I think vocalized prayer passes this test. If so, lots of Jews spent lots of time speaking Hebrew.
This leads to two key questions: Did these masses understand the liturgical content with which they put up a din three times per day? And what is the nature of this content? (I use past tense for the first question because there is a deep national divide on both issues today. But that is for discussion much, much farther into the project.)
I’ll address only the first question today. There’s a notion in Western communities that reading Hebrew without comprehending it is a meaningful goal in Jewish education. I respond to this immoderately. It reminds me of the African American in the salad days of Jim Crow who, to pass the literacy test in order to vote, was handed a newspaper in Chinese. “I can’t understand it, but I know what it says,” he told the election official. “It says: ‘Here’s one African American who isn’t going to vote this year.’” Except that in the original, he didn’t call himself an African American, and neither did the election official.
Plainly there were Jews in the premodern era, in all reaches of the dispersion, who understood the Hebrew of the liturgy. It was the cardinal purpose of their whole training.

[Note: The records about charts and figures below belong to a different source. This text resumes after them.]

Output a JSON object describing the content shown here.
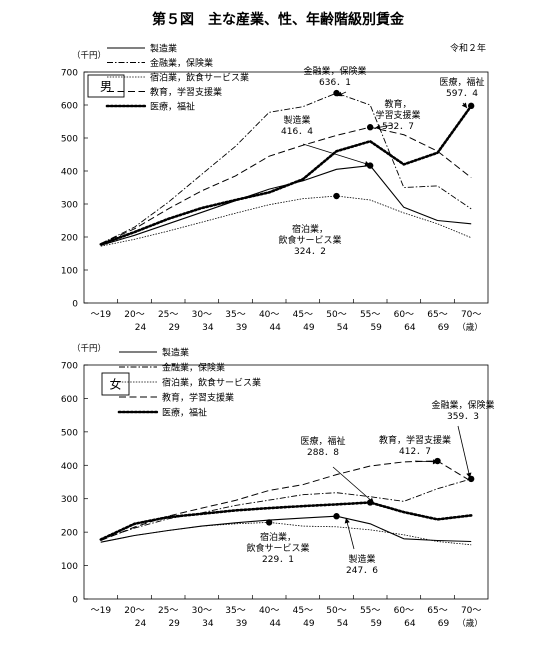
{
  "figure": {
    "title": "第５図　主な産業、性、年齢階級別賃金",
    "era_label": "令和２年"
  },
  "colors": {
    "line": "#000000",
    "background": "#ffffff"
  },
  "chart_data": [
    {
      "type": "line",
      "panel": "male",
      "sex_label": "男",
      "unit_label": "（千円）",
      "age_unit": "（歳）",
      "ylim": [
        0,
        700
      ],
      "yticks": [
        "0",
        "100",
        "200",
        "300",
        "400",
        "500",
        "600",
        "700"
      ],
      "categories": [
        {
          "top": "～19",
          "bottom": ""
        },
        {
          "top": "20～",
          "bottom": "24"
        },
        {
          "top": "25～",
          "bottom": "29"
        },
        {
          "top": "30～",
          "bottom": "34"
        },
        {
          "top": "35～",
          "bottom": "39"
        },
        {
          "top": "40～",
          "bottom": "44"
        },
        {
          "top": "45～",
          "bottom": "49"
        },
        {
          "top": "50～",
          "bottom": "54"
        },
        {
          "top": "55～",
          "bottom": "59"
        },
        {
          "top": "60～",
          "bottom": "64"
        },
        {
          "top": "65～",
          "bottom": "69"
        },
        {
          "top": "70～",
          "bottom": ""
        }
      ],
      "legend_position": "top-left",
      "series": [
        {
          "name": "製造業",
          "style": "solid",
          "values": [
            175,
            205,
            240,
            275,
            310,
            345,
            370,
            405,
            416.4,
            290,
            250,
            240
          ]
        },
        {
          "name": "金融業，保険業",
          "style": "dashdot",
          "values": [
            180,
            230,
            305,
            390,
            475,
            578,
            595,
            636.1,
            600,
            350,
            355,
            285
          ]
        },
        {
          "name": "宿泊業，飲食サービス業",
          "style": "thindot",
          "values": [
            172,
            193,
            218,
            245,
            272,
            298,
            316,
            324.2,
            312,
            273,
            240,
            198
          ]
        },
        {
          "name": "教育，学習支援業",
          "style": "dashed",
          "values": [
            180,
            225,
            285,
            340,
            385,
            445,
            478,
            508,
            532.7,
            510,
            460,
            380
          ]
        },
        {
          "name": "医療，福祉",
          "style": "dotted",
          "values": [
            178,
            215,
            255,
            288,
            312,
            335,
            375,
            460,
            490,
            420,
            455,
            597.4
          ]
        }
      ],
      "markers": [
        {
          "series": "金融業，保険業",
          "index": 7,
          "value": 636.1
        },
        {
          "series": "教育，学習支援業",
          "index": 8,
          "value": 532.7
        },
        {
          "series": "製造業",
          "index": 8,
          "value": 416.4
        },
        {
          "series": "宿泊業，飲食サービス業",
          "index": 7,
          "value": 324.2
        },
        {
          "series": "医療，福祉",
          "index": 11,
          "value": 597.4
        }
      ],
      "annotations": [
        {
          "series": "金融業，保険業",
          "lines": [
            "金融業，保険業",
            "636．1"
          ]
        },
        {
          "series": "教育，学習支援業",
          "lines": [
            "教育，",
            "学習支援業",
            "532．7"
          ]
        },
        {
          "series": "製造業",
          "lines": [
            "製造業",
            "416．4"
          ]
        },
        {
          "series": "宿泊業，飲食サービス業",
          "lines": [
            "宿泊業，",
            "飲食サービス業",
            "324．2"
          ]
        },
        {
          "series": "医療，福祉",
          "lines": [
            "医療，福祉",
            "597．4"
          ]
        }
      ]
    },
    {
      "type": "line",
      "panel": "female",
      "sex_label": "女",
      "unit_label": "（千円）",
      "age_unit": "（歳）",
      "ylim": [
        0,
        700
      ],
      "yticks": [
        "0",
        "100",
        "200",
        "300",
        "400",
        "500",
        "600",
        "700"
      ],
      "categories": [
        {
          "top": "～19",
          "bottom": ""
        },
        {
          "top": "20～",
          "bottom": "24"
        },
        {
          "top": "25～",
          "bottom": "29"
        },
        {
          "top": "30～",
          "bottom": "34"
        },
        {
          "top": "35～",
          "bottom": "39"
        },
        {
          "top": "40～",
          "bottom": "44"
        },
        {
          "top": "45～",
          "bottom": "49"
        },
        {
          "top": "50～",
          "bottom": "54"
        },
        {
          "top": "55～",
          "bottom": "59"
        },
        {
          "top": "60～",
          "bottom": "64"
        },
        {
          "top": "65～",
          "bottom": "69"
        },
        {
          "top": "70～",
          "bottom": ""
        }
      ],
      "legend_position": "top-left",
      "series": [
        {
          "name": "製造業",
          "style": "solid",
          "values": [
            170,
            190,
            205,
            218,
            228,
            236,
            242,
            247.6,
            225,
            180,
            175,
            172
          ]
        },
        {
          "name": "金融業，保険業",
          "style": "dashdot",
          "values": [
            178,
            212,
            240,
            258,
            280,
            296,
            312,
            318,
            306,
            292,
            330,
            359.3
          ]
        },
        {
          "name": "宿泊業，飲食サービス業",
          "style": "thindot",
          "values": [
            170,
            190,
            205,
            218,
            225,
            229.1,
            218,
            216,
            207,
            192,
            172,
            162
          ]
        },
        {
          "name": "教育，学習支援業",
          "style": "dashed",
          "values": [
            175,
            215,
            248,
            272,
            295,
            325,
            342,
            372,
            398,
            410,
            412.7,
            352
          ]
        },
        {
          "name": "医療，福祉",
          "style": "dotted",
          "values": [
            178,
            225,
            245,
            255,
            265,
            272,
            278,
            283,
            288.8,
            260,
            238,
            250
          ]
        }
      ],
      "markers": [
        {
          "series": "金融業，保険業",
          "index": 11,
          "value": 359.3
        },
        {
          "series": "教育，学習支援業",
          "index": 10,
          "value": 412.7
        },
        {
          "series": "医療，福祉",
          "index": 8,
          "value": 288.8
        },
        {
          "series": "宿泊業，飲食サービス業",
          "index": 5,
          "value": 229.1
        },
        {
          "series": "製造業",
          "index": 7,
          "value": 247.6
        }
      ],
      "annotations": [
        {
          "series": "金融業，保険業",
          "lines": [
            "金融業，保険業",
            "359．3"
          ]
        },
        {
          "series": "教育，学習支援業",
          "lines": [
            "教育，学習支援業",
            "412．7"
          ]
        },
        {
          "series": "医療，福祉",
          "lines": [
            "医療，福祉",
            "288．8"
          ]
        },
        {
          "series": "宿泊業，飲食サービス業",
          "lines": [
            "宿泊業，",
            "飲食サービス業",
            "229．1"
          ]
        },
        {
          "series": "製造業",
          "lines": [
            "製造業",
            "247．6"
          ]
        }
      ]
    }
  ]
}
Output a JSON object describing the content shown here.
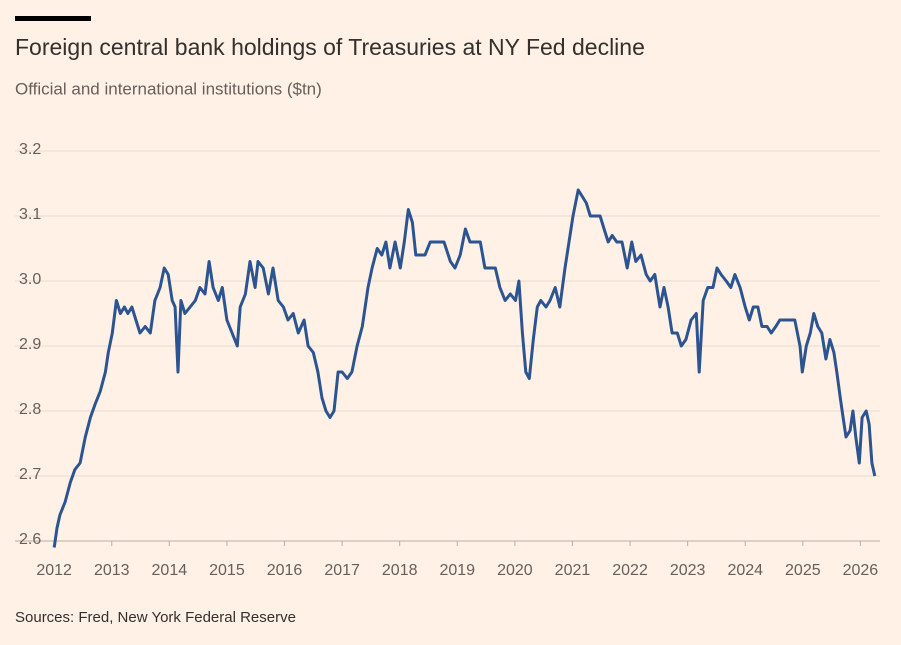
{
  "chart_data": {
    "type": "line",
    "title": "Foreign central bank holdings of Treasuries at NY Fed decline",
    "subtitle": "Official and international institutions ($tn)",
    "source": "Sources: Fred, New York Federal Reserve",
    "color": "#2c5491",
    "grid": true,
    "xlim": [
      2011.32,
      2026.34
    ],
    "ylim": [
      2.6,
      3.2
    ],
    "xticks": [
      2012,
      2013,
      2014,
      2015,
      2016,
      2017,
      2018,
      2019,
      2020,
      2021,
      2022,
      2023,
      2024,
      2025,
      2026
    ],
    "yticks": [
      2.6,
      2.7,
      2.8,
      2.9,
      {
        "value": 3,
        "label": "3.0"
      },
      3.1,
      3.2
    ],
    "x": [
      2012.0,
      2012.05,
      2012.1,
      2012.19,
      2012.28,
      2012.36,
      2012.45,
      2012.54,
      2012.63,
      2012.71,
      2012.8,
      2012.89,
      2012.94,
      2013.01,
      2013.08,
      2013.15,
      2013.22,
      2013.28,
      2013.35,
      2013.42,
      2013.49,
      2013.58,
      2013.67,
      2013.75,
      2013.84,
      2013.91,
      2013.98,
      2014.05,
      2014.1,
      2014.15,
      2014.2,
      2014.27,
      2014.36,
      2014.45,
      2014.53,
      2014.62,
      2014.69,
      2014.76,
      2014.85,
      2014.92,
      2015.0,
      2015.09,
      2015.18,
      2015.23,
      2015.32,
      2015.4,
      2015.49,
      2015.54,
      2015.63,
      2015.72,
      2015.8,
      2015.89,
      2015.98,
      2016.06,
      2016.15,
      2016.24,
      2016.34,
      2016.41,
      2016.5,
      2016.58,
      2016.65,
      2016.72,
      2016.79,
      2016.86,
      2016.93,
      2017.0,
      2017.09,
      2017.17,
      2017.26,
      2017.35,
      2017.45,
      2017.52,
      2017.61,
      2017.69,
      2017.76,
      2017.83,
      2017.92,
      2018.01,
      2018.08,
      2018.15,
      2018.22,
      2018.28,
      2018.35,
      2018.44,
      2018.53,
      2018.61,
      2018.7,
      2018.77,
      2018.88,
      2018.96,
      2019.05,
      2019.14,
      2019.22,
      2019.31,
      2019.4,
      2019.48,
      2019.57,
      2019.66,
      2019.74,
      2019.83,
      2019.92,
      2020.01,
      2020.07,
      2020.13,
      2020.19,
      2020.25,
      2020.32,
      2020.39,
      2020.45,
      2020.54,
      2020.61,
      2020.7,
      2020.78,
      2020.87,
      2020.94,
      2021.01,
      2021.1,
      2021.17,
      2021.24,
      2021.31,
      2021.39,
      2021.48,
      2021.55,
      2021.62,
      2021.69,
      2021.77,
      2021.86,
      2021.95,
      2022.03,
      2022.1,
      2022.19,
      2022.28,
      2022.35,
      2022.43,
      2022.52,
      2022.59,
      2022.66,
      2022.73,
      2022.82,
      2022.89,
      2022.97,
      2023.06,
      2023.15,
      2023.2,
      2023.27,
      2023.35,
      2023.44,
      2023.51,
      2023.58,
      2023.67,
      2023.75,
      2023.82,
      2023.91,
      2024.0,
      2024.07,
      2024.14,
      2024.22,
      2024.29,
      2024.38,
      2024.45,
      2024.53,
      2024.6,
      2024.71,
      2024.8,
      2024.86,
      2024.95,
      2024.99,
      2025.06,
      2025.13,
      2025.19,
      2025.26,
      2025.33,
      2025.4,
      2025.47,
      2025.54,
      2025.59,
      2025.65,
      2025.7,
      2025.75,
      2025.82,
      2025.87,
      2025.92,
      2025.98,
      2026.03,
      2026.1,
      2026.15,
      2026.2,
      2026.25
    ],
    "values": [
      2.59,
      2.62,
      2.64,
      2.66,
      2.69,
      2.71,
      2.72,
      2.76,
      2.79,
      2.81,
      2.83,
      2.86,
      2.89,
      2.92,
      2.97,
      2.95,
      2.96,
      2.95,
      2.96,
      2.94,
      2.92,
      2.93,
      2.92,
      2.97,
      2.99,
      3.02,
      3.01,
      2.97,
      2.96,
      2.86,
      2.97,
      2.95,
      2.96,
      2.97,
      2.99,
      2.98,
      3.03,
      2.99,
      2.97,
      2.99,
      2.94,
      2.92,
      2.9,
      2.96,
      2.98,
      3.03,
      2.99,
      3.03,
      3.02,
      2.98,
      3.02,
      2.97,
      2.96,
      2.94,
      2.95,
      2.92,
      2.94,
      2.9,
      2.89,
      2.86,
      2.82,
      2.8,
      2.79,
      2.8,
      2.86,
      2.86,
      2.85,
      2.86,
      2.9,
      2.93,
      2.99,
      3.02,
      3.05,
      3.04,
      3.06,
      3.02,
      3.06,
      3.02,
      3.06,
      3.11,
      3.09,
      3.04,
      3.04,
      3.04,
      3.06,
      3.06,
      3.06,
      3.06,
      3.03,
      3.02,
      3.04,
      3.08,
      3.06,
      3.06,
      3.06,
      3.02,
      3.02,
      3.02,
      2.99,
      2.97,
      2.98,
      2.97,
      3.0,
      2.92,
      2.86,
      2.85,
      2.91,
      2.96,
      2.97,
      2.96,
      2.97,
      2.99,
      2.96,
      3.02,
      3.06,
      3.1,
      3.14,
      3.13,
      3.12,
      3.1,
      3.1,
      3.1,
      3.08,
      3.06,
      3.07,
      3.06,
      3.06,
      3.02,
      3.06,
      3.03,
      3.04,
      3.01,
      3.0,
      3.01,
      2.96,
      2.99,
      2.96,
      2.92,
      2.92,
      2.9,
      2.91,
      2.94,
      2.95,
      2.86,
      2.97,
      2.99,
      2.99,
      3.02,
      3.01,
      3.0,
      2.99,
      3.01,
      2.99,
      2.96,
      2.94,
      2.96,
      2.96,
      2.93,
      2.93,
      2.92,
      2.93,
      2.94,
      2.94,
      2.94,
      2.94,
      2.9,
      2.86,
      2.9,
      2.92,
      2.95,
      2.93,
      2.92,
      2.88,
      2.91,
      2.89,
      2.86,
      2.82,
      2.79,
      2.76,
      2.77,
      2.8,
      2.76,
      2.72,
      2.79,
      2.8,
      2.78,
      2.72,
      2.7
    ]
  }
}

As for their percentage, the few sources that I’ve seen—this is, after all, a retirement project for someone who’s far from retirement—are all over the field. At one extreme, it is argued that, with Hebrew being not used as a vernacular, all Jews had other native tongues and it was a rare bird who mastered the ossified texts of the devotional service. Then there’s the genre that I’d call national hagiography: contemporary writings that state flat-out that all premodern Jews were fully versed in the prayer service and attained levels of devotion almost unheard-of today. I cannot subscribe to this, having been raised in the United States, where functional illiteracy right now is estimated at around 20 percent.
To further complicate the matter, bear in mind that, in a crucial sense, Judaism comes from a tradition of zero literacy. Even the rabbinical elite based its knowledge exclusively on oral transmission. The commitment to writing and therefore to literacy was made around 200 CE, with the redaction of the Mishna. As it happens, Hebrew is very much the language of the Mishna, and the Mishnaic form of the language figured crucially in the modern revival of the tongue. Still, Hebrew as a vernacular counted for little by the time of the redaction. Traces of the Jews’ history as a non-literate people persist in two places. First, the religious codes take a rather exclusionary attitude in toward the deaf but not toward the blind. Second, education in “Oriental” communities tends to rely heavily on memorization, and prayer leaders recite the entire liturgy word for word for the congregation or rotate this function among a small number of congregants.
So before even venturing into the contents of the texts recited, I cannot speak with certainty about the level of understanding. However, next week, all things permitting, I will present two pieces of circumstantial evidence, centuries apart, that tip the scales heavily in favor of the belief that literacy in Hebrew was rather widespread. That is, Hebrew never died; it just went into active hibernation.